Rędocin n’y est pas le seul centre potier. De très nombreux sifflets principalement en forme de pigeon et de coq ont été fabriqués ailleurs.

À Chałupki, à 20 km de Kielce, des sifflets ont été réalisés par plusieurs potiers, dont Jan Armański puis Stanislaw Armański qui, depuis les années 1980, ont fait des sifflets en forme d’oiseau ou de cheval.

À Sudół, Wladyslaw Kitowski est un potier traditionnel très connu qui réalise aussi de nombreux sifflets, dont des hommes barbus couverts d’un chapeau où la partie sifflante est insérée à l’arrière9 (ill. 4), mais aussi des coqs (ill. 5).
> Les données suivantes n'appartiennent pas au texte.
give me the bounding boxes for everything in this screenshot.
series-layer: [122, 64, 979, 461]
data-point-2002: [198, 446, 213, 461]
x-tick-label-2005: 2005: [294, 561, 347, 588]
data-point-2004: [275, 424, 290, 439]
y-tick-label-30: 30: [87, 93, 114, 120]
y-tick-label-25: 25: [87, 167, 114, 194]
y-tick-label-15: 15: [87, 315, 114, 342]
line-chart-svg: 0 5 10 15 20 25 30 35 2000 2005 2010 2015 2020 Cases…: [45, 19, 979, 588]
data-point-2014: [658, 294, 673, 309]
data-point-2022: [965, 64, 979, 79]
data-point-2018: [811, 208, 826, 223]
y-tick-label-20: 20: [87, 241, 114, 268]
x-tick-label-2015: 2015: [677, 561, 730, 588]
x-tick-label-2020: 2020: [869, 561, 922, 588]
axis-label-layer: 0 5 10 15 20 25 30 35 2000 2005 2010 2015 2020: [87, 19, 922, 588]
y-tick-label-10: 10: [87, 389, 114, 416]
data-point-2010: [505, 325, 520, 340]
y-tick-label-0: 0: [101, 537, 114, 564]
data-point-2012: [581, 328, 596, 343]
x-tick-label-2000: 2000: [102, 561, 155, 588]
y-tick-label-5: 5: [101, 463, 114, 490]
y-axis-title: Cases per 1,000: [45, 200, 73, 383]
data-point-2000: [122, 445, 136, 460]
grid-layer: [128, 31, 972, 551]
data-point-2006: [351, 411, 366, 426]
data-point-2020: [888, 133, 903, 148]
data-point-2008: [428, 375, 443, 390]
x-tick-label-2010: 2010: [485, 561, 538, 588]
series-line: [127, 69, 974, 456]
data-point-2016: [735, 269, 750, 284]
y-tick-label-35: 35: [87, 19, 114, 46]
Sifflet anthropomorphe, Władysław Kitowski, Sudół, années 1990. Coll. particulière. © Pierre Catanès

Ill. 4 : Sifflet anthropomorphe, Władysław Kitowski, Sudół, années 1990. Coll. particulière. © Pierre Catanès

Sifflet en forme de coq, Władysław Kitowski, Sudół, années 1990. Coll. particulière. © Pierre Catanès

Ill. 5 : Sifflet en forme de coq, Władysław Kitowski, Sudół, années 1990. Coll. particulière. © Pierre Catanès

À Odrowąż, Stanislaw Sewerynski faisait également de petits oiseaux modelés émaillés en vert et brun. Citons aussi Henryka et Zygmunt Krawczykowie, établis à Ostrowiec, qui ont réalisé dans les années 1960 des sifflets très proches de ceux de la collection du MuCEM.

La fabrication de sifflets dans la région de Kielce était ainsi très active et demeure vivante aujourd’hui.

Rędocin

Dans ce centre, plusieurs potiers au xxe siècle ont fait des plats et pichets traditionnels mais aussi de nombreuses figurines religieuses ou profanes ainsi que des coqs de grande taille : Stefan Kwapisz, Andrzej Rokita et Władysław Misiowiec. On réalisait aussi des sifflets en forme de pigeon.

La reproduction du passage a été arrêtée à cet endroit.